Each Flashblock has an incrementally increasing gas budget:
FlashblockAvailable Gas
11/10 of block limit (~14M gas)
22/10 of block limit (~28M gas)
33/10 of block limit (~42M gas)
10Full block limit (~140M gas)
Implications for large transactions:
  • Transactions with gas limits > 1/10 of block limit (currently ~14M gas) cannot fit in Flashblock 1
  • These transactions must wait for later Flashblocks with sufficient capacity
  • If your app creates large transactions, monitor for changes in inclusion latency

Reliability

Reorg Rate

Flashblocks reorgs on Base Mainnet are effectively zero. Base maintains a reorg rate below 0.01%. A reorg means a Flashblock was streamed as a preconfirmation but wasn’t included in the final block. This is rare due to architectural improvements where rollup-boost stores Flashblocks in a best_payload variable and only returns the final payload on get_payload, preventing tail Flashblock reorgs. Check current metrics at base.org/stats.

Builder Failover

The op-conductor verifies builder health by checking if the builder remains synced with the tip of the chain. If a builder falls behind, leadership transfers automatically. This ensures high availability—Flashblocks won’t experience extended outages due to unhealthy builders.

Fallback Behavior

If an extreme circumstance makes running Flashblocks unsafe, preconfirmations are disabled network-wide and confirmation falls back to standard 2-second blocks. The sequencer continues operating normally.

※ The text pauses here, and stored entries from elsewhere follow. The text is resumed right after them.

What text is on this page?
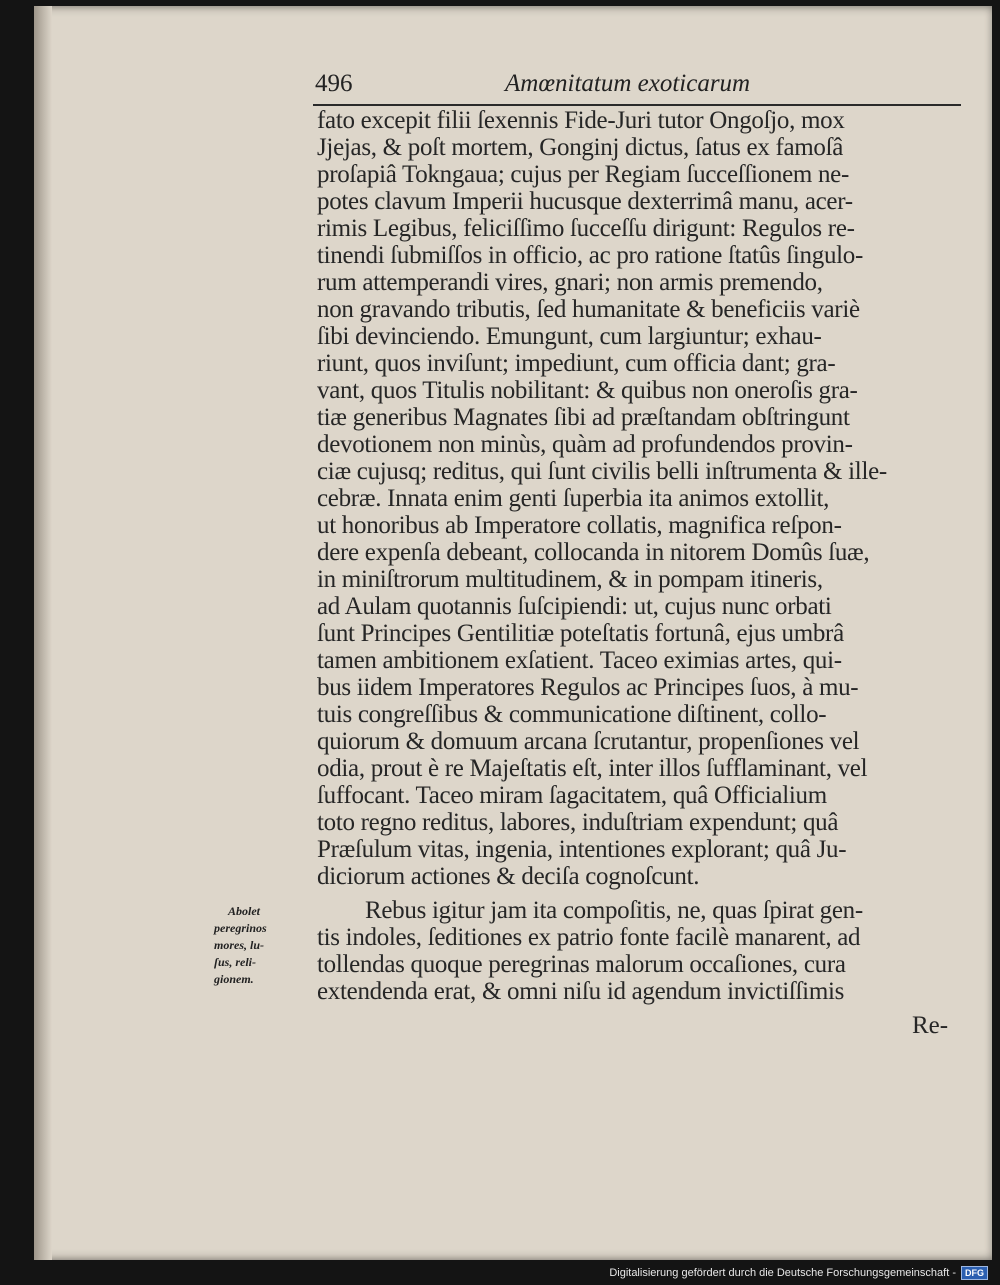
496	Amœnitatum exoticarum
fato excepit filii ſexennis Fide-Juri tutor Ongoſjo, mox
Jjejas, & poſt mortem, Gonginj dictus, ſatus ex famoſâ
proſapiâ Tokngaua; cujus per Regiam ſucceſſionem ne-
potes clavum Imperii hucusque dexterrimâ manu, acer-
rimis Legibus, feliciſſimo ſucceſſu dirigunt: Regulos re-
tinendi ſubmiſſos in officio, ac pro ratione ſtatûs ſingulo-
rum attemperandi vires, gnari; non armis premendo,
non gravando tributis, ſed humanitate & beneficiis variè
ſibi devinciendo. Emungunt, cum largiuntur; exhau-
riunt, quos inviſunt; impediunt, cum officia dant; gra-
vant, quos Titulis nobilitant: & quibus non oneroſis gra-
tiæ generibus Magnates ſibi ad præſtandam obſtringunt
devotionem non minùs, quàm ad profundendos provin-
ciæ cujusq; reditus, qui ſunt civilis belli inſtrumenta & ille-
cebræ. Innata enim genti ſuperbia ita animos extollit,
ut honoribus ab Imperatore collatis, magnifica reſpon-
dere expenſa debeant, collocanda in nitorem Domûs ſuæ,
in miniſtrorum multitudinem, & in pompam itineris,
ad Aulam quotannis ſuſcipiendi: ut, cujus nunc orbati
ſunt Principes Gentilitiæ poteſtatis fortunâ, ejus umbrâ
tamen ambitionem exſatient. Taceo eximias artes, qui-
bus iidem Imperatores Regulos ac Principes ſuos, à mu-
tuis congreſſibus & communicatione diſtinent, collo-
quiorum & domuum arcana ſcrutantur, propenſiones vel
odia, prout è re Majeſtatis eſt, inter illos ſufflaminant, vel
ſuffocant. Taceo miram ſagacitatem, quâ Officialium
toto regno reditus, labores, induſtriam expendunt; quâ
Præſulum vitas, ingenia, intentiones explorant; quâ Ju-
diciorum actiones & deciſa cognoſcunt.
Rebus igitur jam ita compoſitis, ne, quas ſpirat gen-
tis indoles, ſeditiones ex patrio fonte facilè manarent, ad
tollendas quoque peregrinas malorum occaſiones, cura
extendenda erat, & omni niſu id agendum invictiſſimis
Re-
Abolet
peregrinos
mores, lu-
ſus, reli-
gionem.
Digitalisierung gefördert durch die Deutsche Forschungsgemeinschaft -	DFG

Performance Characteristics

MetricValue
Flashblock build time (P50)~10ms
Preconfirmation latency~200ms
Full block time2 seconds
Flashblocks per block10
Reorg rate< 0.01%

Integration Paths

Choose the integration method that fits your use case:
Use CaseRecommended ApproachDocumentation
Apps needing instant UXFlashblocks-aware RPC with pending tagApp Integration
Traders & low-latency appsWebSocket streamWebSocket API
Infrastructure providersHost Flashblocks-aware RPC nodesNode Providers
Standard appsContinue using regular RPCsNo changes needed
Applications should avoid hard dependencies on the WebSocket stream. RPCs provide stable behavior and automatic failover to regular blocks if Flashblocks go down.